Juros sobre Capital Próprio superam dividendos no 1º semestre de 2026 e batem recorde
Mudanças na tributação e novos padrões de distribuição redefinem o cenário econômico

Introdução ao novo cenário de distribuições de proventos
Pela primeira vez desde o início da série histórica iniciada em 2020, os Juros sobre Capital Próprio (JCP) superaram os dividendos na distribuição de proventos pelas empresas listadas na B3 no primeiro semestre do ano. Este marco significou que os JCP responderam por 54,3% do total de R$ 126,7 bilhões pagos aos acionistas.

Entretanto, é importante destacar que o valor total dos proventos pagos foi o menor desde 2021, registrando uma queda de 28% em relação ao mesmo período de 2025. Essa redução se deve em grande parte às distribuições extraordinárias realizadas antes da nova tributação sobre os dividendos, que entrou em vigor este ano.
Impactos das novas legislações
Com a implementação de uma nova lei que estipula 10% de Imposto de Renda Retido na Fonte (IRRF) sobre os dividendos acima de R$ 50 mil mensais recebidos por um mesmo investidor, muitas empresas correram para antecipar suas distribuições em 2025. Essa manobra elevou os pagamentos no ano anterior, tornando a comparação com 2026 desfavorável.

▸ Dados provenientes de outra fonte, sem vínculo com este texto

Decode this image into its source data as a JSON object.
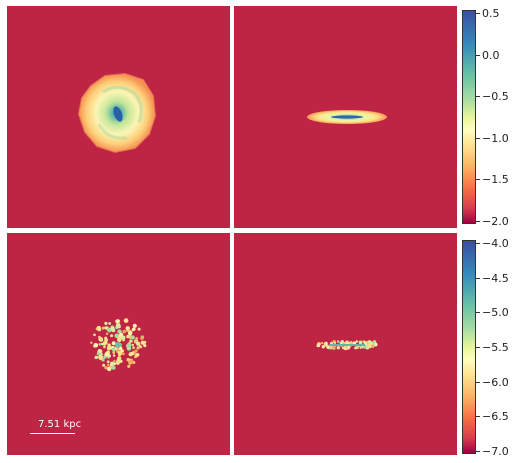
{
  "colorbars": [
    {
      "ticks": [
        "0.5",
        "0.0",
        "−0.5",
        "−1.0",
        "−1.5",
        "−2.0"
      ],
      "range": [
        -2.0,
        0.5
      ]
    },
    {
      "ticks": [
        "−4.0",
        "−4.5",
        "−5.0",
        "−5.5",
        "−6.0",
        "−6.5",
        "−7.0"
      ],
      "range": [
        -7.0,
        -4.0
      ]
    }
  ],
  "scale_bar": {
    "label": "7.51 kpc"
  },
  "colors": {
    "background": "#be2444",
    "colormap": [
      "#9e0142",
      "#d53e4f",
      "#f46d43",
      "#fdae61",
      "#fee08b",
      "#ffffbf",
      "#e6f598",
      "#abdda4",
      "#66c2a5",
      "#3288bd",
      "#5e4fa2"
    ]
  }
}
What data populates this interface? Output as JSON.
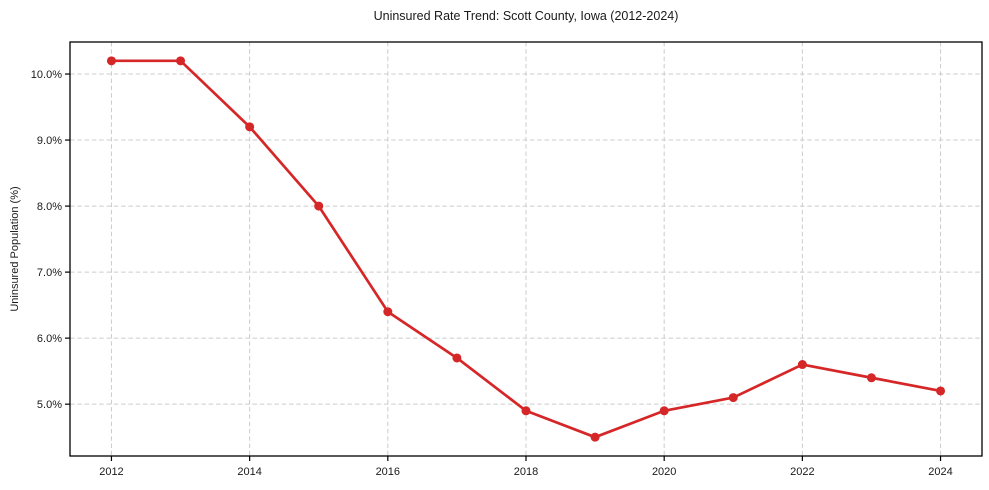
{
  "chart_data": {
    "type": "line",
    "title": "Uninsured Rate Trend: Scott County, Iowa (2012-2024)",
    "xlabel": "",
    "ylabel": "Uninsured Population (%)",
    "x": [
      2012,
      2013,
      2014,
      2015,
      2016,
      2017,
      2018,
      2019,
      2020,
      2021,
      2022,
      2023,
      2024
    ],
    "values": [
      10.2,
      10.2,
      9.2,
      8.0,
      6.4,
      5.7,
      4.9,
      4.5,
      4.9,
      5.1,
      5.6,
      5.4,
      5.2
    ],
    "xlim": [
      2011.4,
      2024.6
    ],
    "ylim": [
      4.215,
      10.485
    ],
    "xticks": [
      2012,
      2014,
      2016,
      2018,
      2020,
      2022,
      2024
    ],
    "xticklabels": [
      "2012",
      "2014",
      "2016",
      "2018",
      "2020",
      "2022",
      "2024"
    ],
    "yticks": [
      5,
      6,
      7,
      8,
      9,
      10
    ],
    "yticklabels": [
      "5.0%",
      "6.0%",
      "7.0%",
      "8.0%",
      "9.0%",
      "10.0%"
    ],
    "grid": true,
    "grid_style": "dashed",
    "legend": false,
    "marker": "circle",
    "line_color": "#d62728",
    "marker_color": "#d62728",
    "grid_color": "#cccccc",
    "axis_color": "#000000",
    "text_color": "#1a1a1a",
    "background_color": "#ffffff"
  }
}
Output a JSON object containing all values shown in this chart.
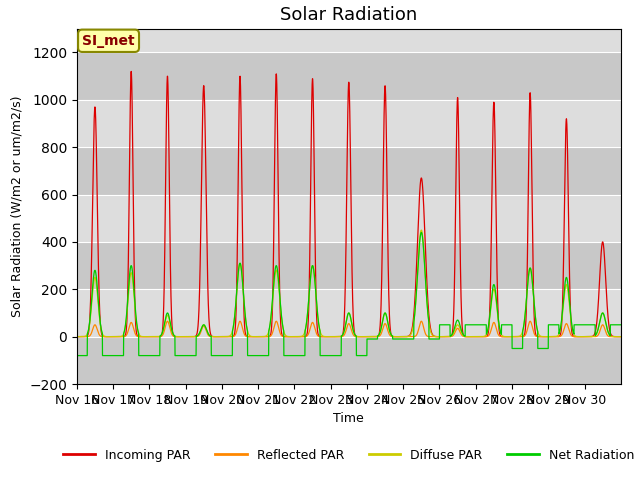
{
  "title": "Solar Radiation",
  "ylabel": "Solar Radiation (W/m2 or um/m2/s)",
  "xlabel": "Time",
  "ylim": [
    -200,
    1300
  ],
  "yticks": [
    -200,
    0,
    200,
    400,
    600,
    800,
    1000,
    1200
  ],
  "xtick_labels": [
    "Nov 16",
    "Nov 17",
    "Nov 18",
    "Nov 19",
    "Nov 20",
    "Nov 21",
    "Nov 22",
    "Nov 23",
    "Nov 24",
    "Nov 25",
    "Nov 26",
    "Nov 27",
    "Nov 28",
    "Nov 29",
    "Nov 30"
  ],
  "legend_labels": [
    "Incoming PAR",
    "Reflected PAR",
    "Diffuse PAR",
    "Net Radiation"
  ],
  "line_colors": [
    "#dd0000",
    "#ff8800",
    "#cccc00",
    "#00cc00"
  ],
  "annotation_text": "SI_met",
  "annotation_color": "#880000",
  "annotation_bg": "#ffffaa",
  "plot_bg": "#dddddd",
  "band_color": "#bbbbbb",
  "title_fontsize": 13,
  "axis_fontsize": 9
}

Os Juros sobre Capital Próprio, diferentemente dos dividendos, podem ser deduzidos pelas empresas da base de cálculo do Imposto de Renda da Pessoa Jurídica (IRPJ) e da Contribuição Social sobre o Lucro Líquido (CSLL), o que segue atraindo mais empresas para essa modalidade de distribuição.
Tendências e perspectivas futuras
A análise da fintech Meu Dividendo sugere que o crescimento persistente dos JCP ressalta a necessidade de um monitoramento contínuo das propostas em tramitação no Congresso Nacional, já que novas legislações podem alterar ou limitar esse mecanismo nos próximos exercícios.
Distribuição entre as empresas
Entre os destaques, a Petrobras liderou as distribuições no primeiro semestre de 2026 com R$ 34,1 bilhões, seguida por Vale com R$ 32,5 bilhões. O Itaú Unibanco encerrou o período com R$ 8,5 bilhões, reforçando suas distribuições nos últimos meses.
Notavelmente, a mineradora Vale foi a que mais remunerou por ação, com R$ 7,16 por papel, quase três vezes mais que os R$ 2,66 pagos no mesmo período de 2025.
O novo patamar do mercado brasileiro
Ainda que os proventos tenham caído significativamente em relação ao recorde de R$ 176 bilhões pagos em 2025, a análise de mercado revela que a cifra de R$ 126,7 bilhões neste primeiro semestre supera todas as quantias dos primeiros semestres anteriores a 2024, indicando que o mercado brasileiro alcançou um novo patamar de generosidade aos acionistas.
SmartFit e Aliansce Sonae surgem como novos protagonistas, integrando pela primeira vez o grupo das 12 maiores pagadoras de proventos por ação, refletindo uma maturação do mercado em que empresas de crescimento estão cada vez mais combinando expansão com distribuição de renda.
Conclusão
O cenário atual traz consigo não apenas desafios, mas também novas oportunidades para os investidores e empresas. O ambiente regulatório e as estratégias corporativas deverão se alinhar para assegurar que as futuras distribuições continuem a ser um destaque no mercado brasileiro.